A defesa da desembargadora e da filha também informa que elas não assinaram contrato e que só haveria pagamento pelos serviços prestados se resultasse na “liberdade da ré Maria do Socorro, sendo claríssima a condição e não havendo qualquer determinação de valor”.
Em meio a essa situação, Luciana registrou um boletim de ocorrência contra Renato, com pedido de medida protetiva com base na Lei Maria da Penha, no qual ela afirmava ter medo que o advogado forjasse “uma situação para prejudicá-la”.
O pedido foi rejeitado pela Justiça. Em seguida, Renato registrou outro BO contra ela, com acusação de calúnia.
Procurado, Renato diz que nunca existiu namoro e que vive um relacionamento estável há três anos. Ainda diz que não mantém nenhum contato com Luciana e que ela está bloqueada em suas redes sociais e aplicativos de conversa. Ele afirma que irá ingressar com uma ação de danos morais contra a filha da desembargadora.

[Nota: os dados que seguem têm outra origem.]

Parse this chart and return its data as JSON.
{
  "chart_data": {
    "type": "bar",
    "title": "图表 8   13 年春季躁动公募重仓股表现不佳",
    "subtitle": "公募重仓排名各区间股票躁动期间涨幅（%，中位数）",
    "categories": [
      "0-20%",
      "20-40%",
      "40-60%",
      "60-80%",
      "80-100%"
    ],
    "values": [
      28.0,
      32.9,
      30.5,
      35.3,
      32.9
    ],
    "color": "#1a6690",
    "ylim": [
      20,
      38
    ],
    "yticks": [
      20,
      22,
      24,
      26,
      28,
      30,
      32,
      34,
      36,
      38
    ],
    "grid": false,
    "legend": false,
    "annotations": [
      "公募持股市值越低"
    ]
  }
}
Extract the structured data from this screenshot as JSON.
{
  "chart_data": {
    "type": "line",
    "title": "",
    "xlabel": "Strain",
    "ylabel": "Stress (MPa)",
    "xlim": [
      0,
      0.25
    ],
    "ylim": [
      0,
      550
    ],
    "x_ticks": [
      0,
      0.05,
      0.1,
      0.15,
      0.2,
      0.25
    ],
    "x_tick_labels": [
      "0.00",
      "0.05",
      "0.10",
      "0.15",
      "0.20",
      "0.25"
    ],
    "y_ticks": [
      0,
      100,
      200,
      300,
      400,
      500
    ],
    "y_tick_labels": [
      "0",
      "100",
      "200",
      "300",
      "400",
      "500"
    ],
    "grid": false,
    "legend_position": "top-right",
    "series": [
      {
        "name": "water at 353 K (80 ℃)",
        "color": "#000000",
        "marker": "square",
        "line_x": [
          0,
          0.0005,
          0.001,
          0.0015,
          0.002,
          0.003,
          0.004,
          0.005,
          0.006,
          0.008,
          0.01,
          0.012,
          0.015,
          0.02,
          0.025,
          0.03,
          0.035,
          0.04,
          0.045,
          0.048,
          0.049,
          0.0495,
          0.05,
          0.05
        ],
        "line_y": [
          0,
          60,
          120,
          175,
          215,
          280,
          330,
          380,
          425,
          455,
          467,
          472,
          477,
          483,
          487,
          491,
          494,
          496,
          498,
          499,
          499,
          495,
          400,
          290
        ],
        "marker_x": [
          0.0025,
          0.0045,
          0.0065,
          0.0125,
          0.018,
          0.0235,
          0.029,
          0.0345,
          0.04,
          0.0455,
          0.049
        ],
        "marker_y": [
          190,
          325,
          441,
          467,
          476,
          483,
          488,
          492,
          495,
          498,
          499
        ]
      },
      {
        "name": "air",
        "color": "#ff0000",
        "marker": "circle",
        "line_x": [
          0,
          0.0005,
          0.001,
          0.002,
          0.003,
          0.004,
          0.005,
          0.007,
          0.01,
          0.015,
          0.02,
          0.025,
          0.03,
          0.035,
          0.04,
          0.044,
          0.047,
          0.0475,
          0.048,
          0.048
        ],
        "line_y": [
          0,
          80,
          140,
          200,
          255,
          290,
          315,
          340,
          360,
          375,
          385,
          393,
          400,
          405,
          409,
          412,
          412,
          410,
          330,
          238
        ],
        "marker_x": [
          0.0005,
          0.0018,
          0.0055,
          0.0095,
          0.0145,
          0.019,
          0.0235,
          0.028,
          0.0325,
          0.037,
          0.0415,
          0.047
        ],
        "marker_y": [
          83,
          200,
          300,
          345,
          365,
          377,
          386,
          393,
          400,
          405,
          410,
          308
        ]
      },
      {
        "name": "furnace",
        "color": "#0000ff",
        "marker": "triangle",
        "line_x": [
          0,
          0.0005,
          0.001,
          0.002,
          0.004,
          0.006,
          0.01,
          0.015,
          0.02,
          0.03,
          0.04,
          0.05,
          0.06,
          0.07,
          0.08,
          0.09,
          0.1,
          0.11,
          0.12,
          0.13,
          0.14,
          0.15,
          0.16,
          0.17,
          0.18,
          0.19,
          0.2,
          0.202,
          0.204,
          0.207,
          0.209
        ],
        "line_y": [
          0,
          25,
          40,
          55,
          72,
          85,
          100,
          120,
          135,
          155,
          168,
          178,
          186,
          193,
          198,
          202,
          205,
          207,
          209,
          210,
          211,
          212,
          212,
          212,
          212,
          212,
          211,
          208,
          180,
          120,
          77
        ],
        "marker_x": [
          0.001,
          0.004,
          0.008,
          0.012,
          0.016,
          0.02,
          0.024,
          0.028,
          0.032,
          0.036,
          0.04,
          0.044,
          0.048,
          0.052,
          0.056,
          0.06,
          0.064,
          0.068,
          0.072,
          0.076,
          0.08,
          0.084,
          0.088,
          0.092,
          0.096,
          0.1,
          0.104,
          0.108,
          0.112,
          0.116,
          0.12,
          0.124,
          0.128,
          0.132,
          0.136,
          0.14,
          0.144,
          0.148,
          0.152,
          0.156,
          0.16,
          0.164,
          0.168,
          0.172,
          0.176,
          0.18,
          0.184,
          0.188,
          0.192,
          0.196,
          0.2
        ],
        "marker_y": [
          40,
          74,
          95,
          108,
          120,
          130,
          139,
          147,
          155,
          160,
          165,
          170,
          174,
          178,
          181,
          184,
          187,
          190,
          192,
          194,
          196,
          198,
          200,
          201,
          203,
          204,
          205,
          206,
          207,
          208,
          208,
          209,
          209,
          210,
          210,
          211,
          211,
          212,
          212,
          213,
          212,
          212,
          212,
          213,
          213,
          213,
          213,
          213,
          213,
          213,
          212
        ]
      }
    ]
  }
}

“Luciana se utilizou de inverdades para subverter processo judicial de cobrança em trâmite regular”, diz Renato. Ele diz acreditar que ela “procedeu desta forma para eximir-se de pagar os honorários advocatícios” em “uma tentativa desesperada de subverter a verdade dos fatos”.
Diz ainda que desde que saiu da situação da Registro Espúrio tem “tentado tocar a vida advogando” e sofre constantes ataques da turma do ex-deputado Roberto Jefferson, que preside o PTB, partido que comandava o Ministério do Trabalho.
“Metade da minha advocacia é pra baixa renda pro bono e metade tento pegar casos melhores. Foi o primeiro caso que tive problema”, afirma.
A desembargadora Maria do Socorro ainda tenta obter a liberdade na Justiça. No último dia 4, o ministro Og Fernandes, do STJ (Superior Tribunal de Justiça), negou a sua liberdade.
Após denúncia do Ministério Público Federal, a desembargadora se tornou ré sob acusação de integrar organização criminosa e promover lavagem. A defesa da desembargadora tem negado as acusações contra ela.